While the pace might be much quicker, the new venue allows Isla to pivot more easily and take advantage of partnership opportunities, Espiritu said.

And it’s that spirit of collaboration that will help Chicago’s Filipino community continue to flourish, said Hialy Gutierrez, founder of Justice Cream. The vegan ice cream pop-up takes a grassroots approach to community building, donating all profits to organizations such as the Alliance of Filipino Immigrants for Rights and Empowerment (AFIRE), Black Lives Matter Chicago and Organized Communities Against Deportation.

“It’s not charity — it’s mutuality. Their vision is also our vision. These relationships — that’s how we survive capitalism, valuing relationships more than profit,” said Gutierrez. Justice Cream meets regularly with these community partners to ensure a collective process in imagining its own brick-and-mortar space, for which it has already started fundraising.

To Gutierrez, it’s important to mark this moment for Filipino cuisine in Chicago, particularly during October, which is national Filipino American History Month. But even while celebrating the present, it’s just as important to remember the past, she said.
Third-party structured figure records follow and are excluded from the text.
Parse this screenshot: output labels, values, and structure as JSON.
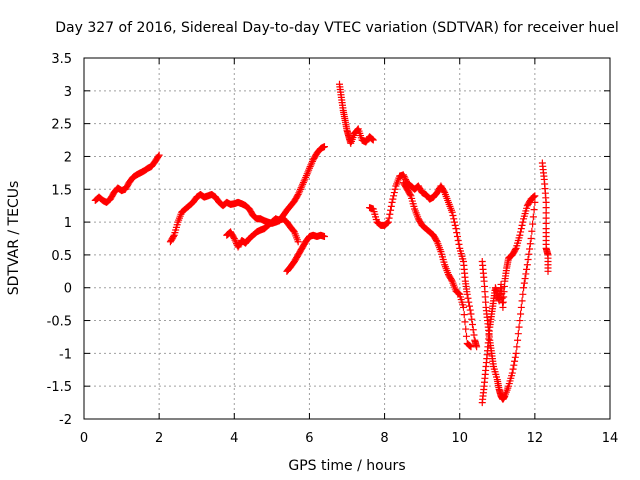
{
  "chart_data": {
    "type": "scatter",
    "title": "Day 327 of 2016, Sidereal Day-to-day VTEC variation (SDTVAR) for receiver huel",
    "xlabel": "GPS time / hours",
    "ylabel": "SDTVAR / TECUs",
    "xlim": [
      0,
      14
    ],
    "ylim": [
      -2,
      3.5
    ],
    "xticks": [
      0,
      2,
      4,
      6,
      8,
      10,
      12,
      14
    ],
    "yticks": [
      -2,
      -1.5,
      -1,
      -0.5,
      0,
      0.5,
      1,
      1.5,
      2,
      2.5,
      3,
      3.5
    ],
    "xtick_labels": [
      "0",
      "2",
      "4",
      "6",
      "8",
      "10",
      "12",
      "14"
    ],
    "ytick_labels": [
      "-2",
      "-1.5",
      "-1",
      "-0.5",
      "0",
      "0.5",
      "1",
      "1.5",
      "2",
      "2.5",
      "3",
      "3.5"
    ],
    "grid": true,
    "marker": "+",
    "color": "#ff0000",
    "series": [
      {
        "segments": [
          [
            [
              0.3,
              1.33
            ],
            [
              0.4,
              1.38
            ],
            [
              0.5,
              1.33
            ],
            [
              0.6,
              1.3
            ],
            [
              0.7,
              1.35
            ],
            [
              0.8,
              1.45
            ],
            [
              0.9,
              1.52
            ],
            [
              1.0,
              1.48
            ],
            [
              1.1,
              1.5
            ],
            [
              1.2,
              1.6
            ],
            [
              1.3,
              1.68
            ],
            [
              1.4,
              1.72
            ],
            [
              1.5,
              1.75
            ],
            [
              1.6,
              1.78
            ],
            [
              1.7,
              1.82
            ],
            [
              1.8,
              1.85
            ],
            [
              1.9,
              1.93
            ],
            [
              2.0,
              2.02
            ]
          ],
          [
            [
              2.3,
              0.7
            ],
            [
              2.4,
              0.8
            ],
            [
              2.5,
              1.0
            ],
            [
              2.6,
              1.15
            ],
            [
              2.7,
              1.2
            ],
            [
              2.8,
              1.25
            ],
            [
              2.9,
              1.3
            ],
            [
              3.0,
              1.38
            ],
            [
              3.1,
              1.42
            ],
            [
              3.2,
              1.38
            ],
            [
              3.3,
              1.4
            ],
            [
              3.4,
              1.42
            ],
            [
              3.5,
              1.38
            ],
            [
              3.6,
              1.3
            ],
            [
              3.7,
              1.25
            ],
            [
              3.8,
              1.3
            ],
            [
              3.9,
              1.27
            ],
            [
              4.0,
              1.28
            ],
            [
              4.1,
              1.3
            ],
            [
              4.2,
              1.28
            ],
            [
              4.3,
              1.25
            ],
            [
              4.4,
              1.2
            ],
            [
              4.5,
              1.1
            ],
            [
              4.6,
              1.05
            ],
            [
              4.7,
              1.05
            ],
            [
              4.8,
              1.02
            ],
            [
              4.9,
              1.0
            ],
            [
              5.0,
              0.98
            ],
            [
              5.1,
              1.0
            ],
            [
              5.2,
              1.02
            ],
            [
              5.3,
              1.1
            ],
            [
              5.4,
              1.18
            ],
            [
              5.5,
              1.25
            ],
            [
              5.6,
              1.32
            ],
            [
              5.7,
              1.42
            ],
            [
              5.8,
              1.55
            ],
            [
              5.9,
              1.68
            ],
            [
              6.0,
              1.82
            ],
            [
              6.1,
              1.95
            ],
            [
              6.2,
              2.05
            ],
            [
              6.3,
              2.12
            ],
            [
              6.4,
              2.15
            ]
          ],
          [
            [
              3.8,
              0.8
            ],
            [
              3.9,
              0.85
            ],
            [
              4.0,
              0.75
            ],
            [
              4.1,
              0.62
            ],
            [
              4.2,
              0.72
            ],
            [
              4.3,
              0.68
            ],
            [
              4.4,
              0.75
            ],
            [
              4.5,
              0.8
            ],
            [
              4.6,
              0.85
            ],
            [
              4.7,
              0.88
            ],
            [
              4.8,
              0.9
            ],
            [
              4.9,
              0.95
            ],
            [
              5.0,
              1.0
            ],
            [
              5.1,
              1.05
            ],
            [
              5.2,
              1.03
            ],
            [
              5.3,
              1.05
            ],
            [
              5.4,
              1.0
            ],
            [
              5.5,
              0.92
            ],
            [
              5.6,
              0.85
            ],
            [
              5.7,
              0.7
            ]
          ],
          [
            [
              5.4,
              0.25
            ],
            [
              5.5,
              0.32
            ],
            [
              5.6,
              0.4
            ],
            [
              5.7,
              0.5
            ],
            [
              5.8,
              0.6
            ],
            [
              5.9,
              0.7
            ],
            [
              6.0,
              0.78
            ],
            [
              6.1,
              0.8
            ],
            [
              6.2,
              0.78
            ],
            [
              6.3,
              0.8
            ],
            [
              6.4,
              0.78
            ]
          ],
          [
            [
              6.8,
              3.1
            ],
            [
              6.85,
              2.9
            ],
            [
              6.9,
              2.7
            ],
            [
              6.95,
              2.55
            ],
            [
              7.0,
              2.4
            ],
            [
              7.05,
              2.3
            ],
            [
              7.1,
              2.2
            ],
            [
              7.2,
              2.35
            ],
            [
              7.3,
              2.42
            ],
            [
              7.4,
              2.25
            ],
            [
              7.5,
              2.22
            ],
            [
              7.6,
              2.3
            ],
            [
              7.7,
              2.25
            ]
          ],
          [
            [
              7.6,
              1.22
            ],
            [
              7.7,
              1.2
            ],
            [
              7.8,
              1.0
            ],
            [
              7.9,
              0.95
            ],
            [
              8.0,
              0.95
            ],
            [
              8.1,
              1.0
            ],
            [
              8.2,
              1.3
            ],
            [
              8.3,
              1.55
            ],
            [
              8.4,
              1.7
            ],
            [
              8.5,
              1.72
            ],
            [
              8.6,
              1.6
            ],
            [
              8.7,
              1.55
            ],
            [
              8.8,
              1.5
            ],
            [
              8.9,
              1.55
            ],
            [
              9.0,
              1.45
            ],
            [
              9.1,
              1.42
            ],
            [
              9.2,
              1.35
            ],
            [
              9.3,
              1.38
            ],
            [
              9.4,
              1.45
            ],
            [
              9.5,
              1.55
            ],
            [
              9.6,
              1.45
            ],
            [
              9.7,
              1.3
            ],
            [
              9.8,
              1.15
            ],
            [
              9.9,
              0.9
            ],
            [
              10.0,
              0.6
            ],
            [
              10.1,
              0.4
            ],
            [
              10.15,
              0.1
            ],
            [
              10.2,
              -0.1
            ],
            [
              10.3,
              -0.4
            ],
            [
              10.4,
              -0.8
            ],
            [
              10.45,
              -0.9
            ]
          ],
          [
            [
              8.5,
              1.6
            ],
            [
              8.6,
              1.5
            ],
            [
              8.7,
              1.4
            ],
            [
              8.8,
              1.2
            ],
            [
              8.9,
              1.05
            ],
            [
              9.0,
              0.95
            ],
            [
              9.1,
              0.9
            ],
            [
              9.2,
              0.85
            ],
            [
              9.3,
              0.8
            ],
            [
              9.4,
              0.7
            ],
            [
              9.5,
              0.55
            ],
            [
              9.6,
              0.35
            ],
            [
              9.7,
              0.2
            ],
            [
              9.8,
              0.1
            ],
            [
              9.9,
              -0.05
            ],
            [
              10.0,
              -0.1
            ],
            [
              10.1,
              -0.3
            ],
            [
              10.2,
              -0.85
            ],
            [
              10.3,
              -0.9
            ]
          ],
          [
            [
              10.6,
              0.4
            ],
            [
              10.65,
              0.1
            ],
            [
              10.7,
              -0.3
            ],
            [
              10.75,
              -0.55
            ],
            [
              10.8,
              -0.8
            ],
            [
              10.85,
              -1.0
            ],
            [
              10.9,
              -1.2
            ],
            [
              11.0,
              -1.4
            ],
            [
              11.05,
              -1.55
            ],
            [
              11.1,
              -1.65
            ],
            [
              11.15,
              -1.7
            ],
            [
              11.2,
              -1.65
            ],
            [
              11.3,
              -1.5
            ],
            [
              11.4,
              -1.3
            ],
            [
              11.5,
              -1.0
            ],
            [
              11.6,
              -0.5
            ],
            [
              11.7,
              0.0
            ],
            [
              11.8,
              0.35
            ],
            [
              11.9,
              0.75
            ],
            [
              12.0,
              1.3
            ]
          ],
          [
            [
              10.6,
              -1.75
            ],
            [
              10.65,
              -1.5
            ],
            [
              10.7,
              -1.2
            ],
            [
              10.75,
              -0.9
            ],
            [
              10.8,
              -0.6
            ],
            [
              10.85,
              -0.4
            ],
            [
              10.9,
              -0.2
            ],
            [
              10.95,
              0.0
            ],
            [
              11.0,
              -0.1
            ],
            [
              11.05,
              -0.2
            ],
            [
              11.1,
              0.05
            ],
            [
              11.15,
              -0.3
            ],
            [
              11.2,
              0.1
            ],
            [
              11.25,
              0.3
            ],
            [
              11.3,
              0.45
            ],
            [
              11.4,
              0.5
            ],
            [
              11.5,
              0.6
            ],
            [
              11.6,
              0.8
            ],
            [
              11.7,
              1.05
            ],
            [
              11.8,
              1.25
            ],
            [
              11.9,
              1.35
            ],
            [
              12.0,
              1.4
            ]
          ],
          [
            [
              12.2,
              1.9
            ],
            [
              12.25,
              1.65
            ],
            [
              12.3,
              1.3
            ],
            [
              12.3,
              0.9
            ],
            [
              12.3,
              0.6
            ],
            [
              12.35,
              0.5
            ],
            [
              12.35,
              0.25
            ]
          ]
        ]
      }
    ]
  }
}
“History is part of (Filipino American History Month) because of the systems we’ve been affected by and contributed to,” she said. AFIRE, for example, was instrumental in passing the Domestic Workers’ Bill of Rights in Illinois five years ago after seeing undocumented domestic workers from the Philippines being exploited by unsavory employers. To aid in AFIRE’s work, all profits from Justice Cream’s Purple Root for Domestic Workers goes to the organization.

“Justice Cream is not just cultural food, it’s the power of storytelling through food,” Gutierrez said.

And there are plenty more stories to tell.